3 Jul 2023

Number of new housing consents returns to 2021 levels

3:42 pm on 3 July 2023
Christchurch based housing

The highest number of new homes consented was in Auckland and Canterbury. Photo: RNZ / Nate McKinnon

Activity in the residential building sector is falling, with the annual number of homes consented down 11 percent on a year ago and returning to levels last seen in 2021.

Stats NZ figures showed 45,159 new homes were consented in the year to May.

"The latest annual number was down from the record high of 51,015 new homes consented in the year ended May 2022, but is at a similar level to the same period in 2021," construction and property statistics manager Michael Heslop said.

The number of new townhouses, flats and units fell for the first time since late 2012 and 3.2 percent in a year, as more retirement village units and apartments were built.

Auckland and Canterbury had the highest number of new homes consented.

Westpac senior economist Satish Ranchhod said the data was weaker than expected and he expected the downturn to continue.

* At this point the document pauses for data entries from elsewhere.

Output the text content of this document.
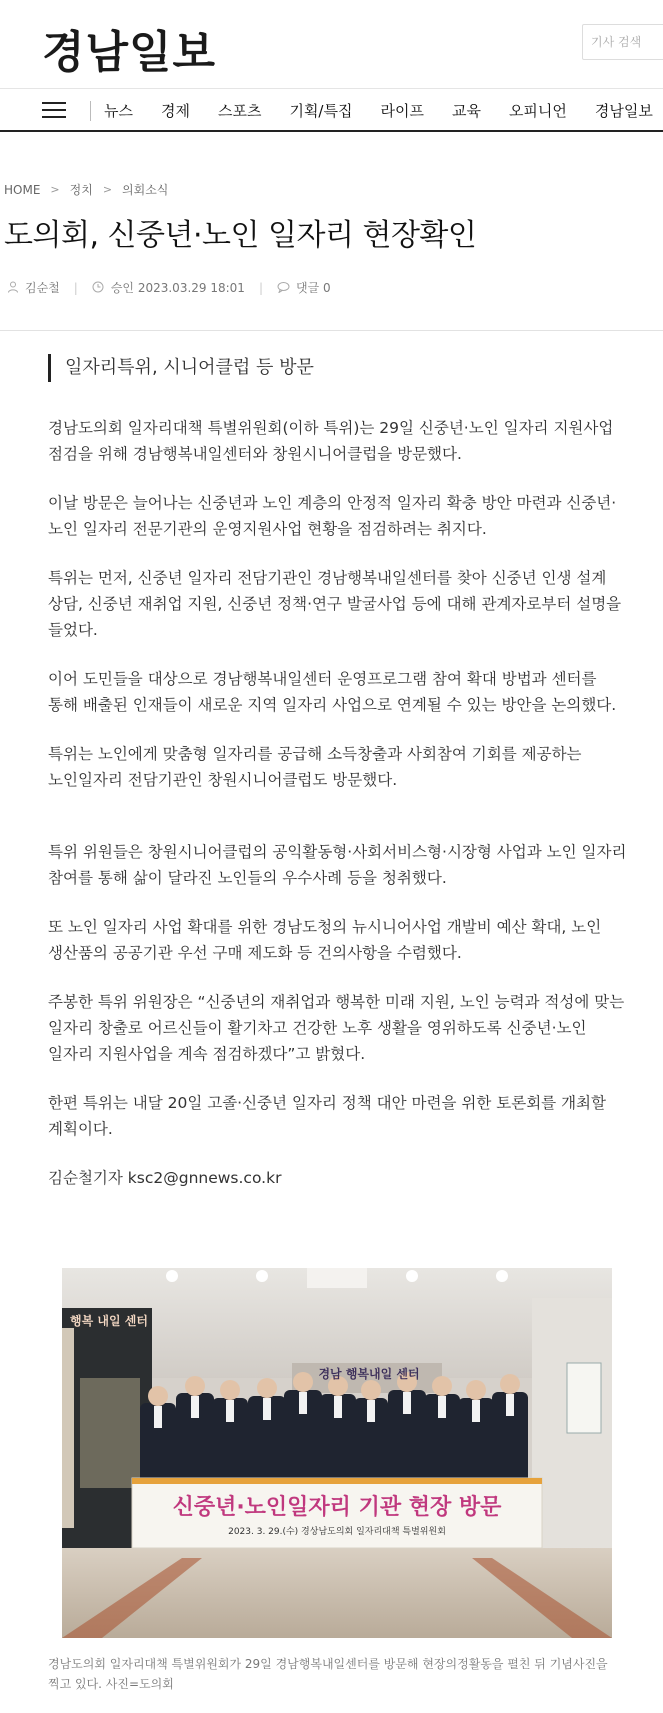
경남일보
기사 검색
뉴스 경제 스포츠 기획/특집 라이프 교육 오피니언 경남일보
HOME > 정치 > 의회소식
도의회, 신중년·노인 일자리 현장확인
김순철 |	승인 2023.03.29 18:01 |	댓글 0
일자리특위, 시니어클럽 등 방문

경남도의회 일자리대책 특별위원회(이하 특위)는 29일 신중년·노인 일자리 지원사업 점검을 위해 경남행복내일센터와 창원시니어클럽을 방문했다.

이날 방문은 늘어나는 신중년과 노인 계층의 안정적 일자리 확충 방안 마련과 신중년·노인 일자리 전문기관의 운영지원사업 현황을 점검하려는 취지다.

특위는 먼저, 신중년 일자리 전담기관인 경남행복내일센터를 찾아 신중년 인생 설계 상담, 신중년 재취업 지원, 신중년 정책·연구 발굴사업 등에 대해 관계자로부터 설명을 들었다.

이어 도민들을 대상으로 경남행복내일센터 운영프로그램 참여 확대 방법과 센터를 통해 배출된 인재들이 새로운 지역 일자리 사업으로 연계될 수 있는 방안을 논의했다.

특위는 노인에게 맞춤형 일자리를 공급해 소득창출과 사회참여 기회를 제공하는 노인일자리 전담기관인 창원시니어클럽도 방문했다.

특위 위원들은 창원시니어클럽의 공익활동형·사회서비스형·시장형 사업과 노인 일자리 참여를 통해 삶이 달라진 노인들의 우수사례 등을 청취했다.

또 노인 일자리 사업 확대를 위한 경남도청의 뉴시니어사업 개발비 예산 확대, 노인 생산품의 공공기관 우선 구매 제도화 등 건의사항을 수렴했다.

주봉한 특위 위원장은 “신중년의 재취업과 행복한 미래 지원, 노인 능력과 적성에 맞는 일자리 창출로 어르신들이 활기차고 건강한 노후 생활을 영위하도록 신중년·노인 일자리 지원사업을 계속 점검하겠다”고 밝혔다.

한편 특위는 내달 20일 고졸·신중년 일자리 정책 대안 마련을 위한 토론회를 개최할 계획이다.

김순철기자 ksc2@gnnews.co.kr

경남 행복내일 센터
행복 내일 센터
신중년·노인일자리 기관 현장 방문
2023. 3. 29.(수) 경상남도의회 일자리대책 특별위원회
경남도의회 일자리대책 특별위원회가 29일 경남행복내일센터를 방문해 현장의정활동을 펼친 뒤 기념사진을 찍고 있다. 사진=도의회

He pointed to tougher financial conditions in the construction sector, such as house price falls of 17 percent nationally, soaring operating costs for construction firms and interest rates reaching their highest levels in more than a decade.

"The combination of those factors mean that prospective buyers are reluctant to purchase off the plan, while developers are increasingly hesitant to bring new projects to market," he said.

"Consistent with that, those in the industry continue to report low levels of forward orders."

Although builders had enough work in the pipeline to keep them busy for the rest of the year, Ranchhod expected a downturn in the sector.

"However, as the existing pipeline of projects is completed, the above conditions mean that construction activity is set to turn down over the coming years," he said.

"A key area to watch will be house prices which, after falling sharply over the past year, have started to find a base in recent months.

"If that stabilisation in prices continues - or if prices begin pushing higher - it could go a long way to supporting sentiment in the building sector, as well as encouraging new developments."